There is also evidence that vitamin D3 deficiency is relevant for Parkinson’s disease and Alzheimer’s disease. The greatest number of VDRs are found in the substantia nigra, the portion of the brain that primarily degenerates in Parkinson’s disease and can also be affected in HD. Treating substantia nigra neurons with vitamin D3 protects them from Parkinson-like insults (Shinpo et al., 2000). In Alzheimer’s disease, a condition characterized by dementia and neuron loss in the hippocampus, some evidence suggests that there may be a vitamin D3 deficiency early in the disease (Landfield et al., 1991), and, in aging rats, treating with calcitriol reduced hippocampus shrinkage and prevented decreases in neuron density (Landfield and Cadwallader-Neal, 1998). Although more extensive research into this area is needed, these results suggest that vitamin D3 could have a potential role in the prevention of neurodegenerative disorders.

Conclusion^

Despite the many exciting findings about this “miracle vitamin” over the years, determining the many health benefits of vitamin D3 is still an active area of research.

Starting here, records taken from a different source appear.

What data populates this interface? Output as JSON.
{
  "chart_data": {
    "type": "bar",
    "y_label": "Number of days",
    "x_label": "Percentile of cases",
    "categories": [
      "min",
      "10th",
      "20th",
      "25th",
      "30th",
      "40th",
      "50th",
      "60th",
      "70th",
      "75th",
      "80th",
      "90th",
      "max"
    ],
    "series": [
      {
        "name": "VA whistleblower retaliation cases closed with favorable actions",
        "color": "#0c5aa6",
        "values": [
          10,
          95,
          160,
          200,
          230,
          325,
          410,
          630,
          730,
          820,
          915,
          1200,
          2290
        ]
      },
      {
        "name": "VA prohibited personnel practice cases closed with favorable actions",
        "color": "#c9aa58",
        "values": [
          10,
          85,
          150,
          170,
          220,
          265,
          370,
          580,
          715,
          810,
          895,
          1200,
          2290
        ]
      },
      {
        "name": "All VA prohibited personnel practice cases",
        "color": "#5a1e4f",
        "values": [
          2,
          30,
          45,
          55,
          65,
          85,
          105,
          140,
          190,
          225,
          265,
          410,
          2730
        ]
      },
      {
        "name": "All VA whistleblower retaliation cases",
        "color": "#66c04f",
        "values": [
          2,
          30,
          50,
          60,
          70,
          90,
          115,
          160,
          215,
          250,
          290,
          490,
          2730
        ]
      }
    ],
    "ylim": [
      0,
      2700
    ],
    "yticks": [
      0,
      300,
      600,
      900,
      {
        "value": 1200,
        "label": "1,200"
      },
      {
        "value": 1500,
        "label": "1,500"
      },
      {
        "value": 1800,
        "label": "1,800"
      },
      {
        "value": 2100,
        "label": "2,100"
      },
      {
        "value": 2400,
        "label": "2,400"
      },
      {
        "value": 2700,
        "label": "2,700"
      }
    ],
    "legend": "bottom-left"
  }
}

While the extent to which vitamin D3 contributes to neural processes is not clearly understood, there is currently much evidence to support a neuroprotective role for vitamin D3 in the brain, as well as promising evidence that it may have preventative effects against neurodegenerative disorders.

Works Cited^

Baas, D et al. “Rat oligodendrocytes express the vitamin D(3) receptor and respond to 1,25-dihydroxyvitamin D(3).” Glia 31.1 (2000): 59–68. Print.

Becker, Axel et al. “Transient prenatal vitamin D deficiency is associated with subtle alterations in learning and memory functions in adult rats.” Behavioural brain research 161.2 (2005): 306–312.

Garcion, E et al. “1,25-Dihydroxyvitamin D3 inhibits the expression of inducible nitric oxide synthase in rat central nervous system during experimental allergic encephalomyelitis.” Brain research. Molecular brain research 45.2 (1997): 255–267. Print.

Landfield, P W et al. “Phosphate/calcium alterations in the first stages of Alzheimer’s disease: implications for etiology and pathogenesis.” Journal of the neurological sciences 106.2 (1991): 221–229. Print.

Landfield, P W, and L Cadwallader-Neal. “Long-term treatment with calcitriol (1,25(OH)2 vit D3) retards a biomarker of hippocampal aging in rats.” Neurobiology of aging 19.5 (1998): 469–477. Print.

Naveilhan, P et al. “Expression of 25(OH) vitamin D3 24-hydroxylase gene in glial cells.” Neuroreport 5.3 (1993): 255–257. Print.

Neveu, I et al. “1,25-dihydroxyvitamin D3 regulates NT-3, NT-4 but not BDNF mRNA in astrocytes.” Neuroreport 6.1 (1994): 124–126. Print.

Shinpo, Kazuyoshi et al. “Effect of 1,25-dihydroxyvitamin D3 on Cultured Mesencephalic Dopaminergic Neurons to the Combined Toxicity Caused by L-buthionine Sulfoximine and 1-methyl-4-phenylpyridine.” Journal of Neuroscience Research 62.3 (2000): 374–382. Web. 7 Apr. 2013.

Wang, J Y et al. “Vitamin D(3) attenuates 6-hydroxydopamine-induced neurotoxicity in rats.” Brain research 904.1 (2001): 67–75. Print.